Одна Макариха относилась к происходящему так, будто ничто не удивляло и не пугало ее, все разворачивалось именно как хотела, желала, ждала ее всегда злорадственно настроенная к людям, никогда никому не подарившая никакого добра душа. Как и днем, при красноармейцах с бомбами, точно на каком-то посту стояла она в калитке своего дома, в Колькиной засмыганной телогрейке, скрытая темнотой, зловеще-черная с головы до ног, пристально за всем следящая и в непонятном своем злорадстве точно бы глубоко довольная про себя тем, что идущая беда так грозна, неотвратима, что ею настигнуты поголовно все деревенские, все ее, Макарихи, соседи, близкие и дальние, и такая на улицах тревога, беготня, суматошливые сборы.

Антонину тормошили со всех сторон, поминутно ее кто-нибудь окликал, что-нибудь спрашивал, просил, а у нее все валилось из рук, ни дела, ни места не могла она себе найти, и слух, и зрение ее были прикованы к одному: к полыханию пожарищ на краю неба, к грохоту большака.

Ей не стало силы терпеть в безвестности, ждать, пока что-то само собой наступит, прояснится, она решила ехать к большаку — поглядеть своими глазами, что там, узнать, расспросить.

Выезжать одной из деревни, от людей, во тьму поля, навстречу мерцавшим заревам было страшно, она кликнула деда Калашника, стоявшего праздно, вместе с незанятым народом:

— Лукич, поедем со мной!

— А чего ж, поедем! — легко, безбоязненно согласился Калашник. Своим возрастом он был уже избавлен от страха смерти и вообще от всякого страха.

В поле было странное, никогда прежде Антониной не виденное смешение неявственного розового света и тьмы, которое совсем не помогало, а даже мешало зрению; дорога из-за этого различалась гораздо хуже, чем если бы на земле лежал один ночной мрак. Можно было сбиться в сторону, заехать на пашню.
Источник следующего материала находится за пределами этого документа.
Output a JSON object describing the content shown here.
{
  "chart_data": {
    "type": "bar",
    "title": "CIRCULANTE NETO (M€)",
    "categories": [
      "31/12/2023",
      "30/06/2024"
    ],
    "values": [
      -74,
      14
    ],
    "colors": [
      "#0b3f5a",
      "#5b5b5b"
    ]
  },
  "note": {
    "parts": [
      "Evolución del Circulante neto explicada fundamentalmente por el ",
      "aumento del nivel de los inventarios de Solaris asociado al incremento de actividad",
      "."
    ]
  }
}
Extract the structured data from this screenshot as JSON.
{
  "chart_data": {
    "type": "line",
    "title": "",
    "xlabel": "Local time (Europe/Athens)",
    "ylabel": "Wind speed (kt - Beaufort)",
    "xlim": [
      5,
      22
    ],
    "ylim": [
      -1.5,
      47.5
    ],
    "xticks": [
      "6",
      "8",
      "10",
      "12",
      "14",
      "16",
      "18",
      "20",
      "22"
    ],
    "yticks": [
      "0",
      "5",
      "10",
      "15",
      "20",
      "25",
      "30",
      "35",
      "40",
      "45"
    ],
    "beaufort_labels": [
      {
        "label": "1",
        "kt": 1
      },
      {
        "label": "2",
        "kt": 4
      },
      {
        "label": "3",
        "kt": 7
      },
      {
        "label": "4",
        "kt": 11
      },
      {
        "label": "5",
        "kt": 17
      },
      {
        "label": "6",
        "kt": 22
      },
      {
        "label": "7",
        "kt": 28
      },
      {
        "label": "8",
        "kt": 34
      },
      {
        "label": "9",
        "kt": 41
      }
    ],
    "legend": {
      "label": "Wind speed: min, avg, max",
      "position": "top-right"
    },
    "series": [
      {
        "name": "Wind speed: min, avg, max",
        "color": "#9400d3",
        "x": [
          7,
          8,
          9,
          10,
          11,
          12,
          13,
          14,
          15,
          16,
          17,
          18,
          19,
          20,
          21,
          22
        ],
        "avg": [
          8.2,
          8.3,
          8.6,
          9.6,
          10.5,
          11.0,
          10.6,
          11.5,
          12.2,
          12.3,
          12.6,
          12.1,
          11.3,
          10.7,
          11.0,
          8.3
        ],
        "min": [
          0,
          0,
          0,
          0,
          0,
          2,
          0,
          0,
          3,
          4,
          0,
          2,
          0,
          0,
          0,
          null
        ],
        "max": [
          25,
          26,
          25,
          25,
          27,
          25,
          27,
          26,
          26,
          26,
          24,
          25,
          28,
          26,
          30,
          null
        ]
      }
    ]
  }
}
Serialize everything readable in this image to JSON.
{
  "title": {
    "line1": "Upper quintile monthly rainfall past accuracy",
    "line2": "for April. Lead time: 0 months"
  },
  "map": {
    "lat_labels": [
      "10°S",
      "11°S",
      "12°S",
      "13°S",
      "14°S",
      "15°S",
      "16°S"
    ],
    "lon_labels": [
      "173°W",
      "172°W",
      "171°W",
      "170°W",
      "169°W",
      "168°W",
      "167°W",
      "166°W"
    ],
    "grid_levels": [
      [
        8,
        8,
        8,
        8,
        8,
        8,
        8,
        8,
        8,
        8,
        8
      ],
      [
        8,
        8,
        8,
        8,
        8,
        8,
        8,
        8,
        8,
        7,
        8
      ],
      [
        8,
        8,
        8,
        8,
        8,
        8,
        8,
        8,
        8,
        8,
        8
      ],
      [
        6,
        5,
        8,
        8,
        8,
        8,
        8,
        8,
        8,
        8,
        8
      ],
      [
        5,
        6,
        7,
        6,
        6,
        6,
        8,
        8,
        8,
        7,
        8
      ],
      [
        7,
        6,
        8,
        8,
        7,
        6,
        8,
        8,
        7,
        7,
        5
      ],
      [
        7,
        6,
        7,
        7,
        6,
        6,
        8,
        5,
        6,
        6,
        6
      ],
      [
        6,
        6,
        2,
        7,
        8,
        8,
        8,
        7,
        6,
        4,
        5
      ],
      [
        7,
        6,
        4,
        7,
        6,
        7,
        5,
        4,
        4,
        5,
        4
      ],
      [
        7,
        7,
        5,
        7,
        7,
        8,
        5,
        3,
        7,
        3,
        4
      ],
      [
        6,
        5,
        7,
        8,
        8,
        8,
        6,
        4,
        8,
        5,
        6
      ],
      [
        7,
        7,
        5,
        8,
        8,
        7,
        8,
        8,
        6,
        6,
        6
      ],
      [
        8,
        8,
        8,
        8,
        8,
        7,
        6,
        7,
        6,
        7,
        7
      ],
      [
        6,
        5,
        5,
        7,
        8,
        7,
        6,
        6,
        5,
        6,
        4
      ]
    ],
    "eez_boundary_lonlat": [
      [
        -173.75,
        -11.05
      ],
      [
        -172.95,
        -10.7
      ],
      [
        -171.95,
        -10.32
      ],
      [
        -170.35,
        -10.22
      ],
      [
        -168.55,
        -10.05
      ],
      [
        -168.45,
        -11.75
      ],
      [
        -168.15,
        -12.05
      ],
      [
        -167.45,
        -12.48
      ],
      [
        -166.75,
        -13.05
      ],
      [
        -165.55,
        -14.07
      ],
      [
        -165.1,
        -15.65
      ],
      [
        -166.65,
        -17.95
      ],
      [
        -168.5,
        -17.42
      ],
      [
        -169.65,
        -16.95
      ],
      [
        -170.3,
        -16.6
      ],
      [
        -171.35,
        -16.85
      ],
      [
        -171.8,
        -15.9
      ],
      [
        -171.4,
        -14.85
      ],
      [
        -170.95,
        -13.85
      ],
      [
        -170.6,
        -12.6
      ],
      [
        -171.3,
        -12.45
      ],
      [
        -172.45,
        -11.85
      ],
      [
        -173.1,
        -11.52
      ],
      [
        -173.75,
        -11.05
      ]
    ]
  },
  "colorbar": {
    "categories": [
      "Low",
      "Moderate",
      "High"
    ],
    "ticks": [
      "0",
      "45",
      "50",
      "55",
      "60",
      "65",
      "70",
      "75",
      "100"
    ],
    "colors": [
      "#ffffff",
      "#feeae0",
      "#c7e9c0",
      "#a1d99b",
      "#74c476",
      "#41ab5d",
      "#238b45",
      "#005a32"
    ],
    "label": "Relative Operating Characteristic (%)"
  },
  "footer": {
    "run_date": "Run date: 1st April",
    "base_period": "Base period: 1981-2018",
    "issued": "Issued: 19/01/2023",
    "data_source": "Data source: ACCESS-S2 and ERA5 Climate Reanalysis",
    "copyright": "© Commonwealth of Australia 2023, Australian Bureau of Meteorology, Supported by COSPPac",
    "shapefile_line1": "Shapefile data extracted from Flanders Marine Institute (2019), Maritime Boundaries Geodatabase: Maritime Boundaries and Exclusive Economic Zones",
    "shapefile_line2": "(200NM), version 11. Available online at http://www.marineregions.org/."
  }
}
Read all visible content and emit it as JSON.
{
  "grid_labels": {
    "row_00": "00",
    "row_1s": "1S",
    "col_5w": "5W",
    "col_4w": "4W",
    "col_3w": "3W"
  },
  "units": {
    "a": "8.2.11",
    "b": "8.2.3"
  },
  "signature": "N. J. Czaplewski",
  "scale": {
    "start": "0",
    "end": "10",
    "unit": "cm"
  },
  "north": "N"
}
Но сразу же за деревней впереди замелькал желтоватый свет автомобильных фар, притененных сверху щитками. Фары бросали неяркие лучи круто на землю, всего только шагов на пять перед собой.

— Гляди! — сказал Калашник, своей рукой натягивая вожжи, которые держала Антонина, и притормаживая лошадь.

Небыстро, ощупкой, встряхиваясь всем корпусом на каждой выбоине неровного проселка, приближался «газик». Его дребезжание, скрип рессор были Антонине знакомы. Но прежде чем она успела сообразить и ответить себе, почему ей знаком этот скрип, этот дребезг, это вихлянье жестяных, склепанных на трещинах крыльев, «газик» уже поравнялся с лошадью, тормознул, обдавши бричку пылью из-под колес, волной бензинной вони. Из черного нутра кто-то высунулся, в чем-то знакомой фуражке военного покроя, с верхом, показавшимся совсем белесым при отсветах пожарного зарева.

— Петровна, ты? Стой, подожди, ты это куда?

Это был голос Николая Ивановича, это была его фуражка, его «газик», раздрызганный на ухабах районных дорог, это был он сам.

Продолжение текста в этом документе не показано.